No hagan ruido los que leen, el más mínimo; oigo pasos, alguien se acerca, la distancia entre un ruido y el siguiente delata su sigilo, su acechanza. Ya lo veo, es un milico, un pibe con cara de miedo, bisoño, probablemente recién ingresado a la fuerza. Tengo una piedra grande y redondeada en las manos; el tipo pasa junto a mi árbol y la descargo en su cabeza con las últimas fuerzas que me quedan; del pelo surge, en oleosos borbollones, la roja yema de su cráneo –sin tanta literatura: sangre- El labio le tiembla mientras muere, palidece como una flor que se abre. Si faltaba algo para terminar de condenarme era esto; hay que ver cómo se ponen cuando les matan a uno; a qué tanto escándalo, si son todos iguales; aunque algunos más iguales que otros (el chiste no es mío).

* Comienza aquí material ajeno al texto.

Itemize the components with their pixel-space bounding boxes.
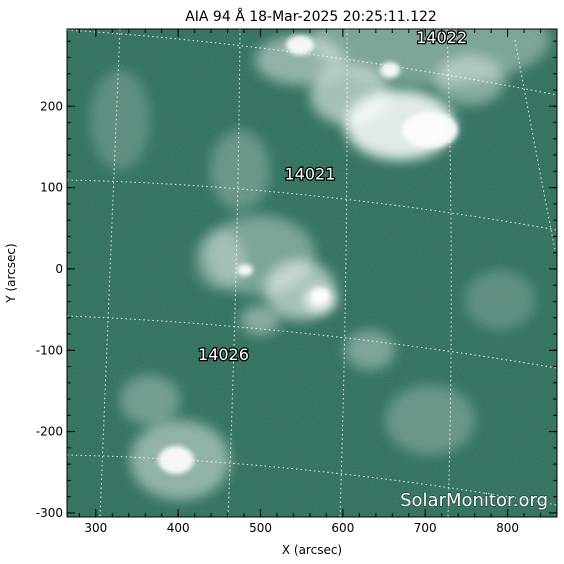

Estoy agotado, ahora sí que no doy más; me escondo detrás de unos arbustos; pasa el tiempo, pero no soy buen instrumento para mesurarlo: podrían ser segundos o años. Pierdo y recupero alternativamente la conciencia.

Despierto y veo la cabeza enorme de un tapir, me mira de costado con uno de sus ojitos pequeños y brillantes, nimbado de luz como un arcángel; se diría condolido, piadoso de mi situación calamitosa, mi rodamiento hacia lo bajo.

Soy sordo a los perros, a veces ni me acuerdo de que estaba escapando, como si bastara olvidarse para anular la doble pesquisa, la condición fugitiva de todo hombre.

Miro la foto, se la muestro al tapir pero ya no está; ella comprende, comparte mi trance; hay cielo, hay ovejeros abriendo y cerrando sus fauces con colmillos en cadena como sierras mecánicas, por todos lados; escupen espuma blanca y densa, hongos. Hay fuego cruzado entre los bandos, y el trofeo es mi carne; oigo mi respiración como uñas pasadas por una caja de cartón corrugado. Quede quien quede en posesión de este cuerpo regalado, no se las cederé, no daré ella a cambio, no haré traición de su imagen.

Mientras los perros saltan, ladran, mordisquean nerviosos y mueren balaceados, yo corto cachitos de la foto y los mastico lentamente, como un rumiante, rumio la foto de ella, y pienso en la palabra MIMBRE, no sé por qué, no sé lo que signifique acá, pero es la palabra exacta, correcta, la que corresponde, de una vez y por todas, al momento. Es de mimbre este presente.